Am 05.11.2015 um 05:44 schrieb Brad Anderson:

On Wed, 04 Nov 2015 08:07:18 GMT, Sönke Ludwig wrote:

The REST interface generator is generally designed to enforce the RESTful aspects of the interface as far as possible. Since REST requests are supposed to be state-less, sessions are not directly supported.

However, you could (ab)use the @before attribute to get the desired effect:

[snip]

One problem I hit trying this was that serveRestJSClient requires an interface (without the session argument) and the implementation of the interface doesn't match the signature because of the additional argument from @before. Not sure if there is a way around this.

A trick that is usually possible is to make the session argument have a
default value (= Session.init) and put it in the interface like that.
The catch is that default and Nullable parameters are not properly
handled by the JS client, yet. I'll open a ticket for that.

However, thanks to JavaScript's handling of undefined values, it
actually does work for the special case of POST requests + default
parameters.

But this sounds like we should put some effort into fully supporting JSON based routes in the web interface generator. Return values of type Json are already supported, but not much more than that.

That would be nice.

Also nice would be some sort of authentication scheme for the REST stuff. I'm new to REST and nobody seems to agree on how this should be done but tokens seem to be popular. OAuth, too, of course.

Definitely. It needs some thought how to make it as generic as possible
without losing the semantic information that is necessary for applying
it to the various targets (e.g. the JS client).

For now I think I'll move back to the Web interface to get around these issues.

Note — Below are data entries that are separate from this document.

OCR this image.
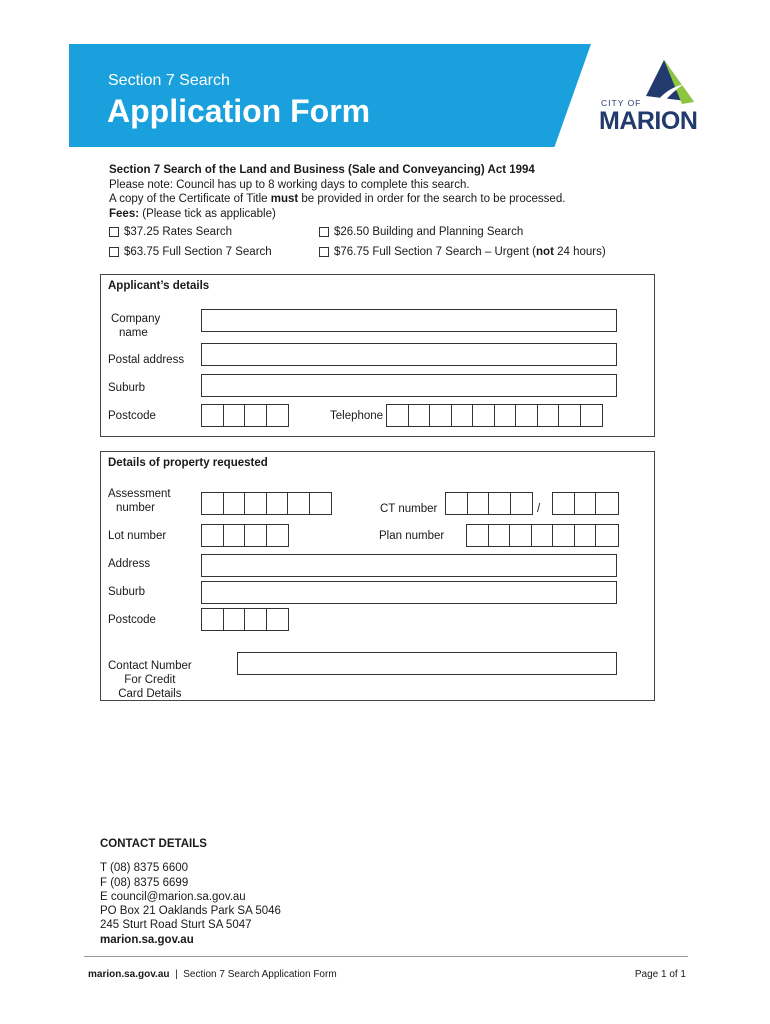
Section 7 Search
Application Form	CITY OF
MARION
Section 7 Search of the Land and Business (Sale and Conveyancing) Act 1994
Please note: Council has up to 8 working days to complete this search.
A copy of the Certificate of Title must be provided in order for the search to be processed.
Fees: (Please tick as applicable)
$37.25 Rates Search	$26.50 Building and Planning Search
$63.75 Full Section 7 Search	$76.75 Full Section 7 Search – Urgent (not 24 hours)
Applicant’s details
Company
name
Postal address
Suburb
Postcode	Telephone
Details of property requested
Assessment
number	CT number	/
Lot number	Plan number
Address
Suburb
Postcode
Contact Number
For Credit
Card Details
CONTACT DETAILS
T (08) 8375 6600
F (08) 8375 6699
E council@marion.sa.gov.au
PO Box 21 Oaklands Park SA 5046
245 Sturt Road Sturt SA 5047
marion.sa.gov.au
marion.sa.gov.au  |  Section 7 Search Application Form	Page 1 of 1
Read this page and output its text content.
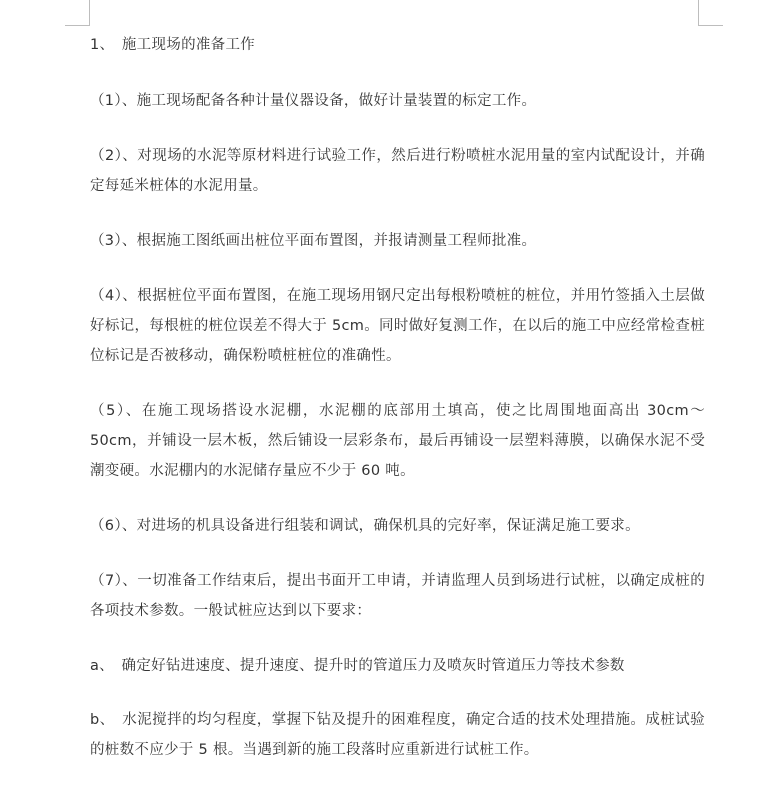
1、　施工现场的准备工作

（1）、施工现场配备各种计量仪器设备，做好计量装置的标定工作。

（2）、对现场的水泥等原材料进行试验工作，然后进行粉喷桩水泥用量的室内试配设计，并确定每延米桩体的水泥用量。

（3）、根据施工图纸画出桩位平面布置图，并报请测量工程师批准。

（4）、根据桩位平面布置图，在施工现场用钢尺定出每根粉喷桩的桩位，并用竹签插入土层做好标记，每根桩的桩位误差不得大于 5cm。同时做好复测工作，在以后的施工中应经常检查桩位标记是否被移动，确保粉喷桩桩位的准确性。

（5）、在施工现场搭设水泥棚，水泥棚的底部用土填高，使之比周围地面高出 30cm～50cm，并铺设一层木板，然后铺设一层彩条布，最后再铺设一层塑料薄膜，以确保水泥不受潮变硬。水泥棚内的水泥储存量应不少于 60 吨。

（6）、对进场的机具设备进行组装和调试，确保机具的完好率，保证满足施工要求。

（7）、一切准备工作结束后，提出书面开工申请，并请监理人员到场进行试桩，以确定成桩的各项技术参数。一般试桩应达到以下要求：

a、　确定好钻进速度、提升速度、提升时的管道压力及喷灰时管道压力等技术参数

b、　水泥搅拌的均匀程度，掌握下钻及提升的困难程度，确定合适的技术处理措施。成桩试验的桩数不应少于 5 根。当遇到新的施工段落时应重新进行试桩工作。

Someone in the IRC channel mentioned userman. The Readme says "A major revision of the source code is currently underway. More instructions will be added in that process." Does that mean it's not ready for any sort of use yet? I don't mind breaking changes as my use case is extremely simple.

If it's just for storing user information in a database and handling
simple password authentication, the latest "stable" version should be
fine (it's also used by some other projects, such as vibenews). The
version that is in the works adds things like a user/group management
web frontend and a RESTful internal API to be able to share the same
user management server between multiple services. It has some limited
API breakage, but the DB upgrade is supposed to happen smoothly.